1. Stress                                      

2. Strain

3. Young's modulus of elasticity

4. Pressure

How much force is required to produce an increase of 0.2% in the length of a brass wire of diameter 0.6 mm ?

(Young’s modulus for brass = $0.9\times {10}^{11}N/m^2$)

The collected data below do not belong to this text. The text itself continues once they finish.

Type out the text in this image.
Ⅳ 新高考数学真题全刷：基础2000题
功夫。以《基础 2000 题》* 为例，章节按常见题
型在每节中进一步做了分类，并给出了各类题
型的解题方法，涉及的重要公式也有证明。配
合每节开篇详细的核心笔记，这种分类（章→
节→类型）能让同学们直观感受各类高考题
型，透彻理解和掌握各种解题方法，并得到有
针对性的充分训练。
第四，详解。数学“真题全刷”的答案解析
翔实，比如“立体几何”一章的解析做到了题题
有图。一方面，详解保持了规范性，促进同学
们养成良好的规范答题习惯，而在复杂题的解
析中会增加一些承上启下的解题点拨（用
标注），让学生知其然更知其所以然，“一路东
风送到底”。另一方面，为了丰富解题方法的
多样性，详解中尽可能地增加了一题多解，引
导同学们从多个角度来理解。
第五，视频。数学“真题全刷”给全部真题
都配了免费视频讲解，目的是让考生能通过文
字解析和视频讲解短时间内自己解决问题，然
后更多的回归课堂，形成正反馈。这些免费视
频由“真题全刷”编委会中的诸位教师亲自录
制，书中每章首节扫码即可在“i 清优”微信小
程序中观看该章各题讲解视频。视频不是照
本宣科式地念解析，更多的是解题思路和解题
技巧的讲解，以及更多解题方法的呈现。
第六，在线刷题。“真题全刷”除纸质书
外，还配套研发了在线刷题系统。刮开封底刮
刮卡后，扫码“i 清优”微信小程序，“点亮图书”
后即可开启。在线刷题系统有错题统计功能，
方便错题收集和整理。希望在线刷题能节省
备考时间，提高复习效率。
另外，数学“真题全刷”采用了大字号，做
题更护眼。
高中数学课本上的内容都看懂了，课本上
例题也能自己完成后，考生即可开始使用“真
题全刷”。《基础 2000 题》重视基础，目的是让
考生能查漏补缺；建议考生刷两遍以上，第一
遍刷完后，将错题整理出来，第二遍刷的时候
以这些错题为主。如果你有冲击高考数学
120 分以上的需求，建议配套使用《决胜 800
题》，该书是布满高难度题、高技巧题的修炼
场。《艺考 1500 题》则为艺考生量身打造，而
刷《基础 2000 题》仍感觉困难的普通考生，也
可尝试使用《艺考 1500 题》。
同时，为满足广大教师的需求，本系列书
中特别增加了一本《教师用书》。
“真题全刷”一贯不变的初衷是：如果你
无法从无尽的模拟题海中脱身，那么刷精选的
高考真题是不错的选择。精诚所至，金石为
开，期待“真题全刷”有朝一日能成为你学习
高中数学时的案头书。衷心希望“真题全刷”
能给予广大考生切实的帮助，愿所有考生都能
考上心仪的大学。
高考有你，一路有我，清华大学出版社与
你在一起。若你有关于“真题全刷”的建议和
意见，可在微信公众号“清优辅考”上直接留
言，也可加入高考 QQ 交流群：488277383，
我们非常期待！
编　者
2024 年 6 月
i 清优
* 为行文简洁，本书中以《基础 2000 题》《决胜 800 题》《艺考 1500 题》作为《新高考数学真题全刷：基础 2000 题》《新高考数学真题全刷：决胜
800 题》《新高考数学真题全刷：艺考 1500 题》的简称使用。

(a) Nearly 17 N                        (b) Nearly 34 N

(c) Nearly 51 N                        (d) Nearly 68 N

The extension of a wire by the application of load is 3 mm. The extension in a wire of the same material and length but half the radius by the same load is -

(1) 12 mm                                 

(2) 0.75 mm

(3) 15 mm

(4) 6 mm

The isothermal elasticity of a gas is equal to

(1) Density                                     

(2) Volume

(3) Pressure                                    

(4) Specific heat

The adiabatic elasticity of a gas is equal to
1. γ × density
2. γ × volume
3. γ × pressure
4. γ × specific heat

The compressibility of water is $4\times {10}^{-5}$ per unit atmospheric pressure. The decrease in volume of 100 cubic centimeter of water under a pressure of 100 atmosphere will be -

(a) 0.4 cc           (b) $4\times {10}^{-5}cc$

(c) 0.025 cc       (d) 0.004 cc 

When a pressure of 100 atmosphere is applied on a spherical ball, then its volume reduces by 0.01%. The bulk modulus of the material of the rubber in $dyne / c{m}^2$ is:

(1) $10\times {10}^{12}$                               

(2) $100\times {10}^{12}$

(3) $1\times {10}^{12}$                                 

(4) $20\times {10}^{12}$

When a spiral spring is stretched by suspending a load on it, the strain produced is called:

If the Young's modulus of the material is 3 times its modulus of rigidity, then its volume elasticity will be

(a) Zero                              (b) Infinity

(c) $2\times {10}^{10}N/m^2$           (d) $3\times {10}^{10}N/m^2$

One end of a uniform wire of length \(L\) and of weight \(W\) is attached rigidly to a point in the roof and a weight \(W_1\) is suspended from its lower end. If \(S\) is the area of cross-section of the wire, the stress in the wire at a height \(\frac{3L}{4}\) from its lower end is:
1. \(\frac{W_1}{S}\)
2. \(\frac{W_1+\left(\frac{W}{4}\right)}{S}\)
3. \(\frac{W_1+\left(\frac{3W}{4}\right)}{S}\)
4. \(\frac{W_1+W}{S}\)